I wrote about my friends, the drama at school, a boy who supposedly liked me, the sports I was attempting to play, and summer plans. Reminders to myself, questions. I wrote that life was pretty good. Complaints about my teachers, a joke about how bad my handwriting was. Nothing out of the ordinary for a journal entry adjacent to a letter. Like a diary of a girl. I’m not sure if I was playing up how happy I was, or if I just felt kind of awkward writing to an older me. Worried of future me’s judgment, that I would be like the other adults I knew in my life. Is there any use in speculating?

I wanted to be a baker, to own a bakery. Now I work at a bank, a stable corporate job with a coffee machine and dress code. I don’t even like baking anymore. Too fussy and unpredictable. Not worth the effort.

My favorite books were the Gregor the Overlander Series, and the Trylle Trilogy. Young adult novels, with romantic elements and a strong adventure arc. Now, my favorite books are modern classics, like Slaughterhouse-Five, and Of Human Bondage. I still hold a deep fondness for Gregor the Overlander though. 

My favorite songs were of the pop variety, one by Ed Sheeran. An extremely romantic one at that. I guess some things never change. I still like songs with romantic origins and feelings, but they usually lean towards heartbreak and have more silky elements. RNB, some pop, and the like. Tinashe, 6lack, Ariana Grande. 

I pulled my damp fingers away from the almost translucent paper, hoping to not leave a mark. There’s not much else to say besides what I wrote, I suppose. 

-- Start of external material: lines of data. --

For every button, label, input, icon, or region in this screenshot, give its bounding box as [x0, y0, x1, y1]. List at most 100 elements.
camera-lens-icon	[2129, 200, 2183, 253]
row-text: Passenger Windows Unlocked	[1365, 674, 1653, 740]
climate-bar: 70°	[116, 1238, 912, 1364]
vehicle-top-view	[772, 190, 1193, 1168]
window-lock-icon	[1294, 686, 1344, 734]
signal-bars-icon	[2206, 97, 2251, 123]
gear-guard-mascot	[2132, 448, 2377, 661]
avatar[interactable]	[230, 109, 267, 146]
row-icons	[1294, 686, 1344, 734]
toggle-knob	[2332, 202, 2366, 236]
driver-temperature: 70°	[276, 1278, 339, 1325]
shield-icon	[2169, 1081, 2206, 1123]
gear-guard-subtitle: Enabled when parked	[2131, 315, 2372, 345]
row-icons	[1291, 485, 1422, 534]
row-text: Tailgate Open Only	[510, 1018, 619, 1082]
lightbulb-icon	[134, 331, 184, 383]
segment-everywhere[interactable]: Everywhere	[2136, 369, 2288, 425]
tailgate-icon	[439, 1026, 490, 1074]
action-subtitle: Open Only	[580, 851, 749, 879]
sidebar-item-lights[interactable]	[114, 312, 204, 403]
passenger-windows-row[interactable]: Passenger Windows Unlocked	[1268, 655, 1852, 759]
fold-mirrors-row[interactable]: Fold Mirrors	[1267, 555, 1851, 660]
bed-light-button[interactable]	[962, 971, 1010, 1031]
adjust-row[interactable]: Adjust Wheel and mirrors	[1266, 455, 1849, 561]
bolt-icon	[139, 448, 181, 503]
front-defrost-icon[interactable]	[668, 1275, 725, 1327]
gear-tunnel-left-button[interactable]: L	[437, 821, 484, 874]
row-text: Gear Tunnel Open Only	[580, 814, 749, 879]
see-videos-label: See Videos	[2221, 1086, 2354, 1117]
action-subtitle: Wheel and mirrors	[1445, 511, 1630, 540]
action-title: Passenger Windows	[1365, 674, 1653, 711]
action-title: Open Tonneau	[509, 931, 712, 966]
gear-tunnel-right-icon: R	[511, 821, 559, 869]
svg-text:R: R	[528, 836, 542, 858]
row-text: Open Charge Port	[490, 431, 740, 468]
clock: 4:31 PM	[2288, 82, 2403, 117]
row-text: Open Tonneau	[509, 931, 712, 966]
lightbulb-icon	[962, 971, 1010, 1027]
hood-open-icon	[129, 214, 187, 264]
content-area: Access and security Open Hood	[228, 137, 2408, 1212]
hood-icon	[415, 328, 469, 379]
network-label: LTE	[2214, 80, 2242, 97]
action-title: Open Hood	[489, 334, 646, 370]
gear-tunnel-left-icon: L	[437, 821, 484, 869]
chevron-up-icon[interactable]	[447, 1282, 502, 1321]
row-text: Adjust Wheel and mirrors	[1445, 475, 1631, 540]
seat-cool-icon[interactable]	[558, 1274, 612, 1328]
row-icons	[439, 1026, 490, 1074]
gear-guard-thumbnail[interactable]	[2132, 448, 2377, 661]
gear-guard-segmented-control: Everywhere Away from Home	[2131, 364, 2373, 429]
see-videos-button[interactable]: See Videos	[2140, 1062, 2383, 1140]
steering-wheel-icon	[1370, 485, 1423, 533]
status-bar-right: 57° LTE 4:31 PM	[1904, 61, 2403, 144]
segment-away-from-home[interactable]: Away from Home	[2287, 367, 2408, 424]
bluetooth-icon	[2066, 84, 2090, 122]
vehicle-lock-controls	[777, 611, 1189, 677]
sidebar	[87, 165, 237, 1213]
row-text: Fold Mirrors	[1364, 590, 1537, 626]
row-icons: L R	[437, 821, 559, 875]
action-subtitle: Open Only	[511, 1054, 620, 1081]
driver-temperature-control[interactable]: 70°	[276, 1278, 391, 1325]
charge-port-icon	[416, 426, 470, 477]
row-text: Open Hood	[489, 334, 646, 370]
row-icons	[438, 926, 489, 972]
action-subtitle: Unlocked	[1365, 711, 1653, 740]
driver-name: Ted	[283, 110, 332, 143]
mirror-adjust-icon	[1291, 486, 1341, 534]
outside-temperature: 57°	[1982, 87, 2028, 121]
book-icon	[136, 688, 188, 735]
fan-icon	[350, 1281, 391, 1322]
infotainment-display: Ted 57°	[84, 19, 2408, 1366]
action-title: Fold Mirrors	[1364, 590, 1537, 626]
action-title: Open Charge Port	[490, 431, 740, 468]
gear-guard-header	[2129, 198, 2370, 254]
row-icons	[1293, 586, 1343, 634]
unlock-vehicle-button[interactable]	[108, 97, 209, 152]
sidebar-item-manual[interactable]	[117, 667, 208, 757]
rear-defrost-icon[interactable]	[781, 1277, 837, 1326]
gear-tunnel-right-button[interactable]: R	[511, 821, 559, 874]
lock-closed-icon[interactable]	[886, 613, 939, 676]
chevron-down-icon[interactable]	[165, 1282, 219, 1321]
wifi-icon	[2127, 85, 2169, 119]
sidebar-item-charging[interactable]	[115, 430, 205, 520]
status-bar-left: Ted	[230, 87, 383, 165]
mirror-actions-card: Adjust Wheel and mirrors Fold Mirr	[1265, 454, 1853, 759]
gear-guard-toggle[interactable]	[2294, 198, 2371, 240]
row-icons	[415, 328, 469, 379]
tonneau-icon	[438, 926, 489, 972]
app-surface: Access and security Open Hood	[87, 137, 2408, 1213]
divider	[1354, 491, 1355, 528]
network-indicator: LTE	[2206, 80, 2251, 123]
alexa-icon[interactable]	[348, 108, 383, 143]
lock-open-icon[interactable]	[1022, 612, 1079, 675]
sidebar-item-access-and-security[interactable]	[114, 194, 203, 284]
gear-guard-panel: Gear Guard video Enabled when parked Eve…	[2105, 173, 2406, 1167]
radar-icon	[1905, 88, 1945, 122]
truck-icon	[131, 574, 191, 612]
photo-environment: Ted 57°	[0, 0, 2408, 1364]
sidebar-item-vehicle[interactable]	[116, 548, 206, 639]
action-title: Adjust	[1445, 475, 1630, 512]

“[...] and his gang hate me haha. They say I’m too sensitive because I cry a lot, and never take me seriously too!”

“How am I? Do I still love books? Do I have good grades? Do I still have a love for candy and goofy/funny things? Do I still wear blue all the time? Am I tired of life? Did I end up good or bad?”

“I’m not really sure what else, but I hope I turned out ok. I hope so…”

And the last line before I put the papers into the envelope, not to touch it again until now, “I’ll write to you again soon. I think I should make this a thing that I do every once in a while huh. Well, bye for now.” 

I wish it contained something to spark some revelation about life, that this moment would be like the movies, that I would drop everything, and change careers. Move to the Midwest or New York. Find my passion, like rescuing dogs. But nothing will change. I will jiggle my mouse at work to keep the Microsoft Teams app from saying I’m idle (yellow icon) rather than available (green icon) to my manager and coworkers. Can’t let them know I’m slacking off. I will continue to read books and write blog posts. I suppose it’s good to know that I always liked “silly/goofy things,” but it’s not anything I didn’t already know. Unfortunately for the younger me, my grades weren’t exactly all As in college, or high school for that matter, but hey, who’s counting? Me, evidently. Most importantly, I did turn out okay. 

They say how you spend your days is how you spend your life. I’m still learning how to navigate my days. Perhaps I should figure that out before coming to any conclusions about how my life is going to go. 

When I think of this letter, I think of the younger me, earnest to make the older me happy. I just wish I could tell her that older me just wants her to be happy, to not yearn for future joy, to put off joy as if it is a finite resource, only to be enjoyed by those older, supposedly more mature and intelligent than me currently. As if their enjoyment is more acute than mine. 

Perhaps there is enough joy to go all around.